As was the case when Mark Teixeira was signed last year - although obviously to a far lesser extent - Brian Cashman decided that Chan Ho Park was worth lobbying the ownership to spend extra for. Park rejected a $3.25M offer to stay with the Phillies midway through the offseason and watched his price fall steadily until, apparently, the Yankees couldn't afford not to sign him.
Park began 2009 as a starter for the Phillies, struggled and was ultimately bumped to the bullpen after a particularly dismal 1 1/3 inning, 5 run effort against the Nationals in mid-May. Once transitioned to the 'pen, he was extremely useful for the Phils, pitching more than one inning in 13 of his 38 appearances and compiling a 2.52 ERA over 50 innings in relief. Park blew Game 2 of the NLCS against the Dodgers but was otherwise very effective in the postseason as well, particularly against the Yanks in the World Series (3.1 IP, 0 ER).
Prior to the move, it seemed like the Yankees were essentially set in the bullpen with Rivera, Hughes/Chamberlain, Robertson, Aceves, Marte, and some combination of Gaudin/Mitre/Logan/Melancon. Given the Major League deal to Park, it's likely that he makes the team out of Spring Training. Consequently, the Yanks may decide to trade Gaudin and his $2.95M salary, as he could be more valuable to a team in need of a 5th starter than one who would employ him primarily as a mop-up man. They could also decide to stash the loser of the much ballyhooed Hughes-Chamberlain Battle in Scranton to start the season, although Joel Sherman doesn't think that is very likely.
Of course, the Yankees are going to catch some flak for this because of the emphasis they've continued to place on the budget. But Brain Cashman isn't a politician. He doesn't need to get re-elected or appease his constituents, so it doesn't matter that he deviated slightly from a previously stated plan (or two). In the end, it's not about sticking to the stated goals; it's about making the team better.
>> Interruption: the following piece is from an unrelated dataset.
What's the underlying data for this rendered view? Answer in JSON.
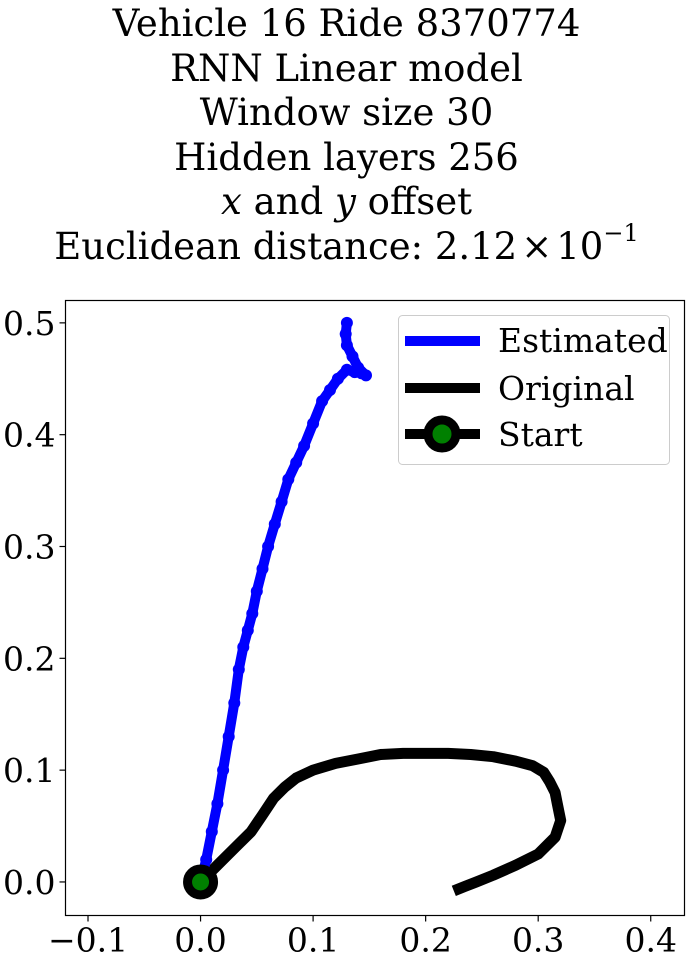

All told, the signing does seem likely to make the Yankees better. During an offseason in which many teams were more than willing to pay good relief pitchers far more than they deserved, Cashman and Co. found a relative bargain. You can question whether or not the signing was really necessary - or worth exceeding the budget for - given that the bullpen was already in good shape, but it's hard to argue that this isn't a good value for the Yanks.